Sie soll die Fotos vom ehemaligen Fußballprofi bekommen haben

Metzelder-Bekannter droht Strafbefehl wegen Besitzes kinderpornografischer Schriften

Gegen eine Bekannte des ehemaligen Nationalspielers Christoph Metzelder wird offenbar wegen Besitzes von kinderpornografischen Bildern ermittelt. Foto: Andreas Gebert
Gegen eine Bekannte des ehemaligen Nationalspielers Christoph Metzelder wird offenbar wegen Besitzes von kinderpornografischen Bildern ermittelt. Foto: Andreas Gebert
© dpa, Oliver Killig, sab gfh

18. Februar 2021 - 16:13 Uhr

Ermittlungen gegen eine Bekannte von Metzelder

Sie soll die Ermittlungen gegen den ehemaligen Profi-Fußballer Christoph Metzelder erst ins Rollen gebracht haben, jetzt soll die Staatsanwaltschaft offenbar auch gegen eine Bekannte des 40-Jährigen ermitteln.

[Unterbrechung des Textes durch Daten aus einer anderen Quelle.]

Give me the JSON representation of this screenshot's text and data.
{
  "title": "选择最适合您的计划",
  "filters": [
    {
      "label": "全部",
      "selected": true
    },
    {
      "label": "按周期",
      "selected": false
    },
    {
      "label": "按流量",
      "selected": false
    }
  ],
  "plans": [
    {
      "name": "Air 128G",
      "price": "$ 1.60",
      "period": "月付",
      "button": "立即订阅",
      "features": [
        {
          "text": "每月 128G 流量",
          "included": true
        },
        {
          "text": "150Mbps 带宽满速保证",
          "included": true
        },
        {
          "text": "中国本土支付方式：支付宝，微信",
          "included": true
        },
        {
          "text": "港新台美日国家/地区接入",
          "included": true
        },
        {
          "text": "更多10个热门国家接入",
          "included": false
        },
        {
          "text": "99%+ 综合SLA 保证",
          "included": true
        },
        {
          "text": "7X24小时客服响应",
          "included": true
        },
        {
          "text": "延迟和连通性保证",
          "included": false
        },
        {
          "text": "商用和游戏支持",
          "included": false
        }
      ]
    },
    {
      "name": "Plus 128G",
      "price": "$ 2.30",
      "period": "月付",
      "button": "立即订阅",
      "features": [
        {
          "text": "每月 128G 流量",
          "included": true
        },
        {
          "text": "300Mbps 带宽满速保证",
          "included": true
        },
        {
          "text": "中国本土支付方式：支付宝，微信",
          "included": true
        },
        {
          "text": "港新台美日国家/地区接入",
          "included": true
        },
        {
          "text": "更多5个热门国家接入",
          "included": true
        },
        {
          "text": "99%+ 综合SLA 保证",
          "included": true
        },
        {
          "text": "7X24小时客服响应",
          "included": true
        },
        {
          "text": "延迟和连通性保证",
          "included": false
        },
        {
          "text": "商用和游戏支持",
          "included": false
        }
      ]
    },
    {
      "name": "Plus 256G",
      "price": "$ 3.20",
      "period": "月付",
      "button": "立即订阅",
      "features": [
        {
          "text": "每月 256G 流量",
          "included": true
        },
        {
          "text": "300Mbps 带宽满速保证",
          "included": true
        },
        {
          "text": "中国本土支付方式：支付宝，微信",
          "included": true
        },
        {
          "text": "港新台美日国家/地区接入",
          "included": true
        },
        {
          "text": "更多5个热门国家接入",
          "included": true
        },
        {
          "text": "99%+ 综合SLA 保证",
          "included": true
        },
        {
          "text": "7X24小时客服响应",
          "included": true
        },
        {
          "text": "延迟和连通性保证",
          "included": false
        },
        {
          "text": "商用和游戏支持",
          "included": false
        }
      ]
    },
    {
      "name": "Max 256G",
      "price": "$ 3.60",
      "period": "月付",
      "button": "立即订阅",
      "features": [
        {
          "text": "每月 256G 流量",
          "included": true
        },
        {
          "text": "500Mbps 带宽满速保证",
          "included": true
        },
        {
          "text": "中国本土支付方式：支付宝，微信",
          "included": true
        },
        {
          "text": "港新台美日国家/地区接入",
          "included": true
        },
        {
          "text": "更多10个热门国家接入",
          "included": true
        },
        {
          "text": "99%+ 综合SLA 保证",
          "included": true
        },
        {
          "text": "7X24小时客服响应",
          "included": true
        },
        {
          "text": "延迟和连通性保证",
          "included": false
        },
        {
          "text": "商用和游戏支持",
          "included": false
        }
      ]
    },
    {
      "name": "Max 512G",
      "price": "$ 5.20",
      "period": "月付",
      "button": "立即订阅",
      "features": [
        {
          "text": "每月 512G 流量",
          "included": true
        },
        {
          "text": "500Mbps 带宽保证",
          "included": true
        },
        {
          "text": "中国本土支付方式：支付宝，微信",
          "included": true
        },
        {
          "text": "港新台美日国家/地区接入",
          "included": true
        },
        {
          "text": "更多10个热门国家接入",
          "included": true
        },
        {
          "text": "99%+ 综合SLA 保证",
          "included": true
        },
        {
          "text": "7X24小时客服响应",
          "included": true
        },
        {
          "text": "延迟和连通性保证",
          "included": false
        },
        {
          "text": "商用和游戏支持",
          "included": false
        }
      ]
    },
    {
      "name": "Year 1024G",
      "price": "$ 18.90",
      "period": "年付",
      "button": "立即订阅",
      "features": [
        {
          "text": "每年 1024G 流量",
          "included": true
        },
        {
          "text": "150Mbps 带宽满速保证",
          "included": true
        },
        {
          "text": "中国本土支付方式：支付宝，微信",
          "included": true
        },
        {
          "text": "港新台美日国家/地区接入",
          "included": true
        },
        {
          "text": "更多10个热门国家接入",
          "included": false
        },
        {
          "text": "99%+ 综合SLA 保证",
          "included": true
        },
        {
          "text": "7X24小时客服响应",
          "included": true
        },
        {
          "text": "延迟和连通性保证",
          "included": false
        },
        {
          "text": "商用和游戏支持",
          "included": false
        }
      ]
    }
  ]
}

Das berichtete der "Spiegel". Der Frau werde der Besitz kinderpornografischer Schriften vorgeworfen, so der Bericht. Ihr droht jetzt sogar ein Strafbefehl. Nana Frombach, Sprecherin der Staatsanwaltschaft Hamburg, bestätigte den Bericht auf RTL-Anfrage. Gegen die Frau sei Erlass eines Strafbefehls beantragt worden.

Hat die Frau Metzelder aufgefordert, Bilder zu schicken?

Metzelder soll der Bekannten mehrere Kinderporno-Dateien geschickt haben. Die Sprecherin der Staatsanwaltschaft Hamburg sagte, dass die Frau den Ex-Fußballprofi zum Teil auch dazu aufgefordert haben soll. Dies werde als Straftat gewertet.

Metzelder wurde wegen der Verbreitung kinderpornografischer Schriften angeklagt. Ihm wird vorgeworfen, einer anderen Person Besitz an entsprechenden Dateien verschafft zu haben.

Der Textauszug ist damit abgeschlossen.